The square on the side of the sum of two medial areas applied to a rational straight line produces as breadth the sixth binomial.

Let *AB* be the side of the sum of two medial areas, divided at *C*, let *DE* be a rational straight line, and let there be applied to *DE* the parallelogram *DF* equal to the square on *AB*, producing *DG* as its breadth.

I say that *DG* is a sixth binomial straight line.

Make the same construction as before.

Since *AB* is the side of the sum of two medial areas divided at *C*, therefore *AC* and *CB* are straight lines incommensurable in square which make the sum of the squares on them medial, the rectangle contained by them medial, and moreover the sum of the squares on them incommensurable with the rectangle contained by them.

So that, in accordance with what was before proved, each of the rectangles *DL* and *MF* is medial. And they are applied to the rational straight line *DE*, therefore each of the straight lines *DM* and *MG* is rational and incommensurable in length with *DE*.

Since the sum of the squares on *AC* and *CB* is incommensurable with twice the rectangle *AC* by *CB*, therefore *DL* is incommensurable with *MF*.

Therefore *DM* is also incommensurable with *MG*.

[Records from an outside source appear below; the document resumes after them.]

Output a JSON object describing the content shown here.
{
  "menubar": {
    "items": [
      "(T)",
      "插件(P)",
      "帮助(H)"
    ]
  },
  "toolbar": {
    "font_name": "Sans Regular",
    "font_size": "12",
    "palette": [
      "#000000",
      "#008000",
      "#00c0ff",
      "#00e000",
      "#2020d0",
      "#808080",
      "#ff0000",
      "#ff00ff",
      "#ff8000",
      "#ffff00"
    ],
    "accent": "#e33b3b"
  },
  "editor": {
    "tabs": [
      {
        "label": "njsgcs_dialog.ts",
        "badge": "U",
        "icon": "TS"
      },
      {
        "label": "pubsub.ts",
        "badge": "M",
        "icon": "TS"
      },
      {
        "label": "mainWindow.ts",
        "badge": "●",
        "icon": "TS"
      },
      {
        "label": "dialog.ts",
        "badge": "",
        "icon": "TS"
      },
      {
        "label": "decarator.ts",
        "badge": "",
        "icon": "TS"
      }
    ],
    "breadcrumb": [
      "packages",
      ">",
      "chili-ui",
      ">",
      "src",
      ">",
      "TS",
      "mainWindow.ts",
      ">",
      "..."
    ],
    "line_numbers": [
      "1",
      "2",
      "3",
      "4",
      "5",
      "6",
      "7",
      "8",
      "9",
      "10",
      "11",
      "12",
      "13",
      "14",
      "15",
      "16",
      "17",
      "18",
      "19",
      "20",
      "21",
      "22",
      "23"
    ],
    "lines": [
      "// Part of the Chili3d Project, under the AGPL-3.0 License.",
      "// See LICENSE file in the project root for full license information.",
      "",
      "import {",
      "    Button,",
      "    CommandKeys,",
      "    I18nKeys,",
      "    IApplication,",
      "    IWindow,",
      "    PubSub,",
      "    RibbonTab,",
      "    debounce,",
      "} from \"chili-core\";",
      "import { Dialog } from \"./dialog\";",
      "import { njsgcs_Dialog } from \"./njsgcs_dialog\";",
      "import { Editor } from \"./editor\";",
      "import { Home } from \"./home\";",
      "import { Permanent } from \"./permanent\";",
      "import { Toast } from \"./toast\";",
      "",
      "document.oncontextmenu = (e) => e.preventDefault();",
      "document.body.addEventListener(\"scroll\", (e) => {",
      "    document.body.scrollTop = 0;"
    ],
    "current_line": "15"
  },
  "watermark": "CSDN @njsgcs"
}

Therefore *DM* and *MG* are rational straight lines commensurable in square only. Therefore *DG* is binomial.

I say next that it is a sixth binomial straight line.

Similarly again we can prove that the rectangle *DK* by *KM* equals the square on *MN*, and that *DK* is incommensurable in length with *KM*, and, for the same reason, the square on *DM* is greater than the square *MG* by the square on a straight line incommensurable in length with *DM*.

And neither of the straight lines *DM* nor *MG* is commensurable in length with the rational straight line *DE* set out.

Therefore *DG* is a sixth binomial straight line.

Therefore, *the square on the side of the sum of two medial areas applied to a rational straight line produces as breadth the sixth binomial.*

Q.E.D.